The problem (and why your tutorial is wrong)
Most “K3s + AWS” tutorials show you one of two patterns:
- EC2 Instance Profile - default fallback, every pod inherits node-level AWS perms
- IRSA via S3 public bucket - the classic reece.tech 2021 pattern you’ll find replicated across 50+ blog posts
Both have problems in 2026:
- Instance Profile blast radius = whole node. Pod compromise = AWS access for every other pod on the host. CloudTrail session name is the EC2 instance ID - you can’t tell which pod made the call.
- S3 public bucket smell = AWS S3 Access Analyzer warns. Anyone with the bucket name can see your OIDC discovery doc + JWKS public keys. Not a secret, but unnecessary exposure.
There are at least two more options nobody benchmarks against each other:
- IRSA via CloudFront + custom domain - private S3 bucket, OAC, custom branding
- IAM Roles Anywhere with self-signed CA - X.509 cert auth, completely different paradigm
I built all four on the same 3-node K3s cluster, ran cold-start benchmarks, then started breaking things on purpose. Here’s what I learned.
Architecture: 4 setups at a glance

All four end at AWS STS. The difference is what AWS validates (IMDSv2 token vs OIDC JWT vs X.509 cert) and where the trust anchor sits (EC2 metadata vs OIDC provider vs Roles Anywhere Trust Anchor).
Cluster: K3s v1.35.4+k3s1 on 3x EC2 t3.medium in eu-central-1, single AZ.

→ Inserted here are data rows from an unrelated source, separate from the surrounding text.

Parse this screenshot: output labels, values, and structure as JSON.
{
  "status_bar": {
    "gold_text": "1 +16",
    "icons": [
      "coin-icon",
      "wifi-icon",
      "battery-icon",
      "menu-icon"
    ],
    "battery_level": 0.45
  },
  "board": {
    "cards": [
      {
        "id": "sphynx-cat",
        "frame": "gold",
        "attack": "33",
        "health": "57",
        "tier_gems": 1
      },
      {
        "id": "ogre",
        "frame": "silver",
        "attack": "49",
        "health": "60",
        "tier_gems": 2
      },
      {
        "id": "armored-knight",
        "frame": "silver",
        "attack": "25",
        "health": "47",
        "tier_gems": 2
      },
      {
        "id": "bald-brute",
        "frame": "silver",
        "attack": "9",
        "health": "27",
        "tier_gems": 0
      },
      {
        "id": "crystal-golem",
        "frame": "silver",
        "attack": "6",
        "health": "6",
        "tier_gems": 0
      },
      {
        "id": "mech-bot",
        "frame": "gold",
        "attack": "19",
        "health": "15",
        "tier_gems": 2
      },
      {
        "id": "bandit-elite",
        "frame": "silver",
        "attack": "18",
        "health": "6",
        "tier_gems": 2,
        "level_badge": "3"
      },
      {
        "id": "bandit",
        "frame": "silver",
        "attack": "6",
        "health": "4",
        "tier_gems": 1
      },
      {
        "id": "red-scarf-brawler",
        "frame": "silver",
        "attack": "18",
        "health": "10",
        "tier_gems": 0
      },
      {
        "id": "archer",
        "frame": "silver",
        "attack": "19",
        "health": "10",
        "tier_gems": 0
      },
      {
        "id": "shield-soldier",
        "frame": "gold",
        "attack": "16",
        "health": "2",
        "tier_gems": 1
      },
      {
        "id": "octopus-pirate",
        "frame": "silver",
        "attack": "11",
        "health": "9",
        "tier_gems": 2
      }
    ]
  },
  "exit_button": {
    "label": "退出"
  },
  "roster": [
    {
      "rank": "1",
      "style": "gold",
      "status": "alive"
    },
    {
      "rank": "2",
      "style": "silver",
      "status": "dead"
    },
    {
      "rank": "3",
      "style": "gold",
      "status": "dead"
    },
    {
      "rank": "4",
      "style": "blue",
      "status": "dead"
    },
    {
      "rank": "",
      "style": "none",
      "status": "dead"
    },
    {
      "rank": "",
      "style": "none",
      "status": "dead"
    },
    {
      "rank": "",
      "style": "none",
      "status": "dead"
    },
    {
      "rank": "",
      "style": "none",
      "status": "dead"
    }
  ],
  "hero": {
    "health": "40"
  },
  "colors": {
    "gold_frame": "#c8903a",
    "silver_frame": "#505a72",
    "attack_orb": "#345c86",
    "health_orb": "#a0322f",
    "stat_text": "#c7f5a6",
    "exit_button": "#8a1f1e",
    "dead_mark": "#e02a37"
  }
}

| Setup | Auth pattern | Per-pod identity? | External deps |
|---|---|---|---|
| A Instance Profile | IMDSv2 fallback | NO (per-node) | none |
| B IRSA + S3 | OIDC federation | YES | S3 bucket public |
| C IRSA + CloudFront | OIDC federation | YES | S3 + CloudFront + ACM + DNS |
| D Roles Anywhere | X.509-signed CreateSession | YES | K8s Secret + CA |
Key insight before we dive in: all four ultimately call AWS STS. The difference is what AWS validates (IMDSv2 token vs OIDC JWT vs X.509 cert) and where the trust anchor sits (EC2 metadata vs OIDC provider vs Roles Anywhere Trust Anchor).
Setup A: EC2 Instance Profile (baseline)
The default. Attach IAM role to EC2, every pod on that node falls back to IMDSv2 when the SDK doesn’t find creds elsewhere.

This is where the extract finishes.